According to Gardner, the exercise provided a “solid foundation” to better understand Phoenix’s existing portfolio exposures, leading to a focus on deforestation and freshwater scarcity as priority themes. The asset owner is ramping up stewardship activity to mitigate these nature-related risks, while attention turns steadily to opportunity.
“A lot of the areas we expect ultimately to develop into well-functioning markets with investable opportunities aren’t there yet. And they tend to suffer from the same challenges as a lot of more nascent climate solutions,” says Gardner.
As the firm develops its views on identifying and addressing barriers to investment, it is working closely with asset management partners to pursue available opportunities.
Gardner expects collaboration in private markets to take different forms than in public markets. A working example is Future Growth Capital, a joint venture with asset manager Schroders.
“One of the drivers is a recognition that in order to invest in private markets, you need a certain scale and expertise, due to the higher transaction costs and a greater need for deal-specific due diligence. That’s hard to do if you’re subscale,” says Gardner.
Established to promote the objectives of the Mansion House Compact, FGC is expected to deploy up to £2.5 billion over three years from Phoenix Group, building on an initial £1 billion commitment. This forms part of a plan to direct £10-20 billion of investor funds into private markets over the next decade, investing in the UK and globally.

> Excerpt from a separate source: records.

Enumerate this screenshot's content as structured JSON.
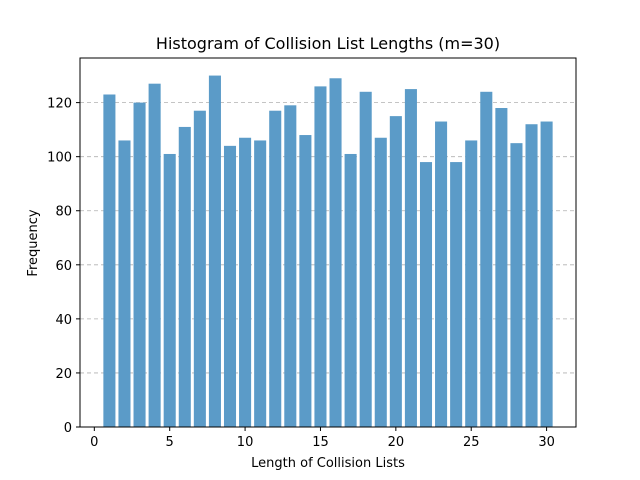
{
  "chart_data": {
    "type": "bar",
    "title": "Histogram of Collision List Lengths (m=30)",
    "xlabel": "Length of Collision Lists",
    "ylabel": "Frequency",
    "x": [
      1,
      2,
      3,
      4,
      5,
      6,
      7,
      8,
      9,
      10,
      11,
      12,
      13,
      14,
      15,
      16,
      17,
      18,
      19,
      20,
      21,
      22,
      23,
      24,
      25,
      26,
      27,
      28,
      29,
      30
    ],
    "values": [
      123,
      106,
      120,
      127,
      101,
      111,
      117,
      130,
      104,
      107,
      106,
      117,
      119,
      108,
      126,
      129,
      101,
      124,
      107,
      115,
      125,
      98,
      113,
      98,
      106,
      124,
      118,
      105,
      112,
      113
    ],
    "xlim": [
      -0.95,
      31.95
    ],
    "ylim": [
      0,
      136.5
    ],
    "xticks": [
      0,
      5,
      10,
      15,
      20,
      25,
      30
    ],
    "yticks": [
      0,
      20,
      40,
      60,
      80,
      100,
      120
    ],
    "grid": "y-dashed",
    "bar_color": "#5b9bc8",
    "legend": "none"
  }
}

A key reason for creating FGC is to provide a dedicated vehicle for other pension funds. “The single biggest benefit from collaboration is enabling smaller players to benefit from that expertise and scale that would otherwise preclude them from investing in private markets,” says Gardner.
Integrated decision-making
Alongside FCG, Phoenix Group is working with external managers with specific areas of expertise, and developing its own capacity for direct investment. This requires in-house investment in due diligence, including sector-specific expertise.
“It’s really important that we’re conducting very thorough due diligence to fully understand these investment opportunities,” says Gardner, emphasising the need to understand emerging technologies alongside more proven solutions.
“When you’re looking at the next generation of climate solutions like carbon capture, usage and storage or hydrogen production, huge amounts of due diligence are required on a deal-by-deal basis. The same is very much true of nature-related investment, where we’re much earlier on our journey.”
To improve capacity and coordination, Phoenix Group has made structural adjustments over the past 12-18 months which involve sustainable investment experts migrating from the firm’s centre of excellence to the frontline investment teams.
“We’re now in a position to make much more integrated decisions in relation to whether, when and how we’re investing in sustainable asset classes and making direct investments in those,” says Gardner. “It’s been a really important evolution.”